The NEH level 2 grant was awarded to support “After Constable’s Clouds,” a project that is advancing art historical research through the innovative application of computer vision (CV) and machine learning (ML).
The project promises to enhance scholarly understanding of aesthetic concepts and artistic techniques in 19th-century European landscape paintings, especially those responsive to the Realist movement. “After Constable’s Clouds” is Phase 2 of “Seeing Constable’s Clouds,” which was supported by a level 1 NEH grant.
“The opportunity to engage in collaborative research with internationally renowned colleagues in data science and artificial intelligence, meteorology and digital humanities has been incredibly rewarding,” Mansfield said. “I'm excited at the prospect of building on our results from the first phase of the project.”
History of the project
The first phase, “Seeing Constable’s Clouds,” was motivated by an art historical question: Was the remarkable realism of Constable’s clouds attributable to the artist’s exacting empiricism or was it a result of his bravura technique? In other words, do human viewers perceive Constable’s paintings of clouds to be realistic because they accurately document ephemeral meteorological phenomena or because they are aesthetically persuasive to viewers accustomed to the visual language of 19th-century European landscape painting?
To answer the question, the team’s lead student researcher, IST doctoral candidate Zhuomin Zhang, developed algorithms to detect the most significant features in Constable’s clouds and then designed and trained a Convolutional Neural Network (CNN) to compare the artist’s painted clouds to photographs of actual clouds.
“After Constable’s Clouds” will engage with longstanding art historical debates about originality and tradition in 19th-century French art while also seeking to develop further the application of CV for humanistic research, according the researchers. Among the questions the team now seeks to answer are: To what extent was Constable’s influence decisive for progressive painting in 19th-century France? To what extent was artistic precedent used to augment direct observations of nature? And to what extent are technically difficult but thematically subdued features like clouds reliable markers of artistic influence?
The research will not only address art historical questions but also help advance AI (artificial intelligence) according to Wang. Landscape paintings are abstracted from the real world, and different painters have their own ways of depicting the same subject.
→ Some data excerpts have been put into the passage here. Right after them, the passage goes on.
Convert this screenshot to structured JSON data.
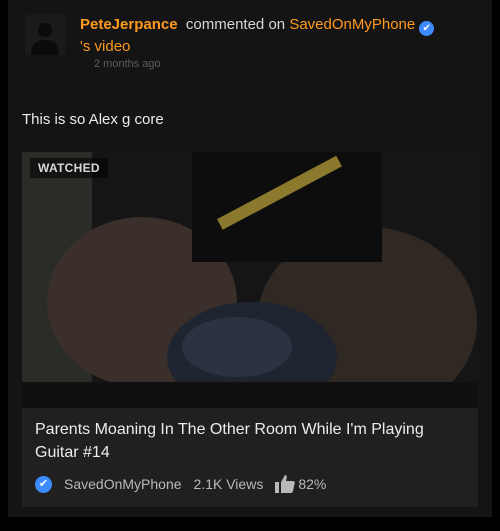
{
  "activity": {
    "username": "PeteJerpance",
    "action_text": "commented on",
    "channel": "SavedOnMyPhone",
    "possessive_video": "'s video",
    "time_ago": "2 months ago"
  },
  "comment": {
    "text": "This is so Alex g core"
  },
  "video": {
    "badge": "WATCHED",
    "title": "Parents Moaning In The Other Room While I'm Playing Guitar #14",
    "channel": "SavedOnMyPhone",
    "views": "2.1K Views",
    "rating": "82%"
  },
  "icons": {
    "verified": "verified-check-icon",
    "thumbs_up": "thumbs-up-icon",
    "avatar": "default-avatar-icon"
  },
  "colors": {
    "username": "#ff9a1f",
    "verified": "#3d8bff",
    "background": "#141414",
    "card": "#202020"
  }
}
Modern techniques, such as neural networks, capture the pattern similarity among training examples at a relatively low level of information stored in the pixels, Wang explained. To answer art historical questions, however, the team needs to provide not only a reliable way to distinguish different groups of paintings, but also an explanation behind the computer-generated decisions with high-level information that can help advance art historical understanding. According to Wang, such challenges will help further develop AI methodology that may have broader applications.
The team
Mansfield, a scholar of 18th- and 19th-century European art, will provide art-historical expertise. Wang, an internationally recognized expert on image analysis, image modeling, image retrieval and their applications, will supervise all computational research related to the project.
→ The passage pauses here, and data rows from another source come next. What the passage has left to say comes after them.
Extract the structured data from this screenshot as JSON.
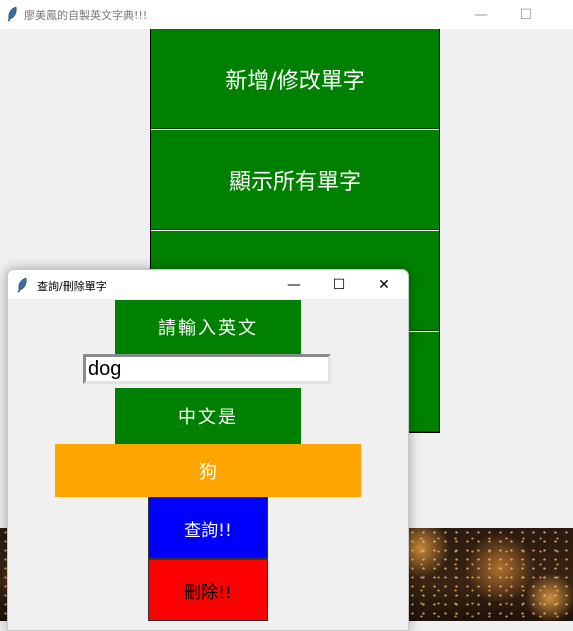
{
  "main_window": {
    "title": "廖美鳳的自製英文字典!!!",
    "controls": {
      "minimize": "—",
      "maximize": "☐",
      "close": "✕"
    },
    "menu_buttons": [
      "新增/修改單字",
      "顯示所有單字",
      "",
      ""
    ],
    "colors": {
      "menu_bg": "#008000",
      "menu_text": "#ffffff"
    }
  },
  "dialog": {
    "title": "查詢/刪除單字",
    "controls": {
      "minimize": "—",
      "maximize": "☐",
      "close": "✕"
    },
    "prompt_label": "請輸入英文",
    "english_input": {
      "value": "dog"
    },
    "chinese_label": "中文是",
    "result": "狗",
    "query_button": "查詢!!",
    "delete_button": "刪除!!",
    "colors": {
      "label_bg": "#008000",
      "result_bg": "#ffa500",
      "query_bg": "#0000ff",
      "delete_bg": "#ff0000"
    }
  }
}
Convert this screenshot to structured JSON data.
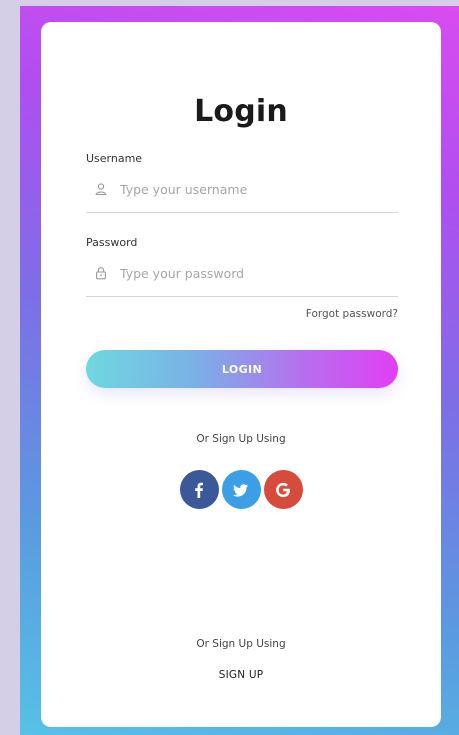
{
  "form": {
    "title": "Login",
    "username": {
      "label": "Username",
      "placeholder": "Type your username",
      "value": ""
    },
    "password": {
      "label": "Password",
      "placeholder": "Type your password",
      "value": ""
    },
    "forgot_label": "Forgot password?",
    "login_label": "LOGIN",
    "social_prompt": "Or Sign Up Using",
    "social": [
      {
        "name": "facebook",
        "icon": "facebook-icon",
        "color": "#3b5998"
      },
      {
        "name": "twitter",
        "icon": "twitter-icon",
        "color": "#3d9ee8"
      },
      {
        "name": "google",
        "icon": "google-icon",
        "color": "#d64b3c"
      }
    ],
    "signup_prompt": "Or Sign Up Using",
    "signup_label": "SIGN UP"
  },
  "colors": {
    "gradient_start": "#6fd8df",
    "gradient_end": "#e23ef4",
    "background_top": "#d94cf0",
    "background_bottom": "#56c2e6"
  }
}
Jia Li, a professor of statistics whose research areas include ML, AI, probabilistic graph models and image analysis, will provide additional computational expertise.
Experiments will be carried out by a doctoral student to be named in the College of Information Sciences and Technology and will work under the direction of Wang and Li in the Intelligent Information Systems Research Laboratory.
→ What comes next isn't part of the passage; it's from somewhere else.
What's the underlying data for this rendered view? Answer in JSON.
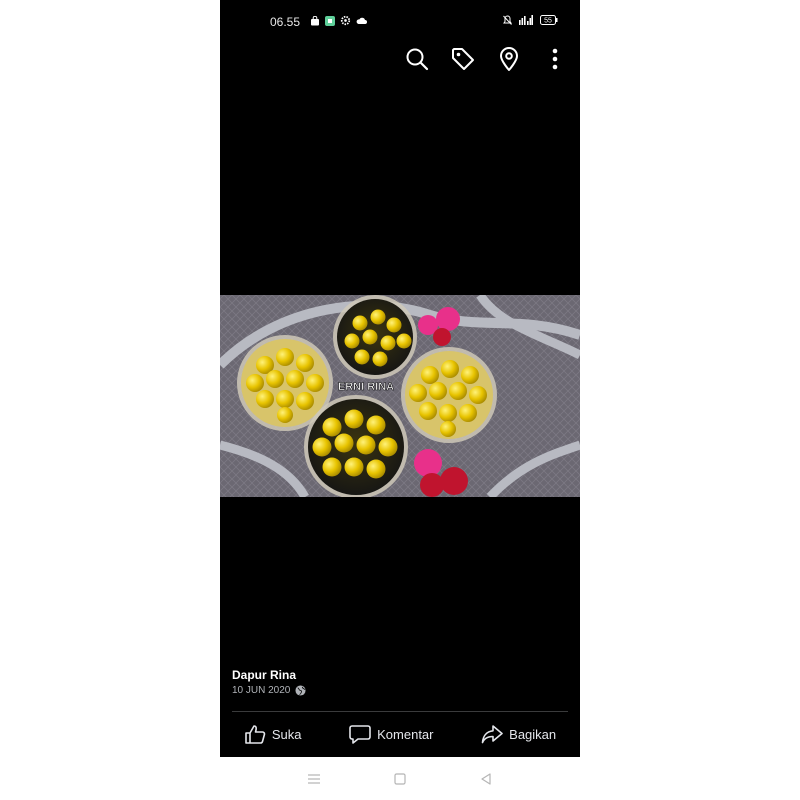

Project conceptualization, data management expertise and project management assistance will be provided by John Russell, digital humanities librarian and assistant professor.
George Young, professor of meteorology and a specialist in observational and predictive meteorology, as well as AI, will assist with dataset labeling and ML verification.
Data curation and structuring is overseen by Catherine Adams of Penn State’s Center for Virtual/Material Studies.
An Advisory Board composed of researchers outside Penn State will provide additional expertise and guidance. Members include Paul Messier, Emily Pugh and David G. Stork.
“After Constable’s Clouds” will culminate in a symposium devoted to the application of CV and ML to art historical research, with time, date and location to be determined.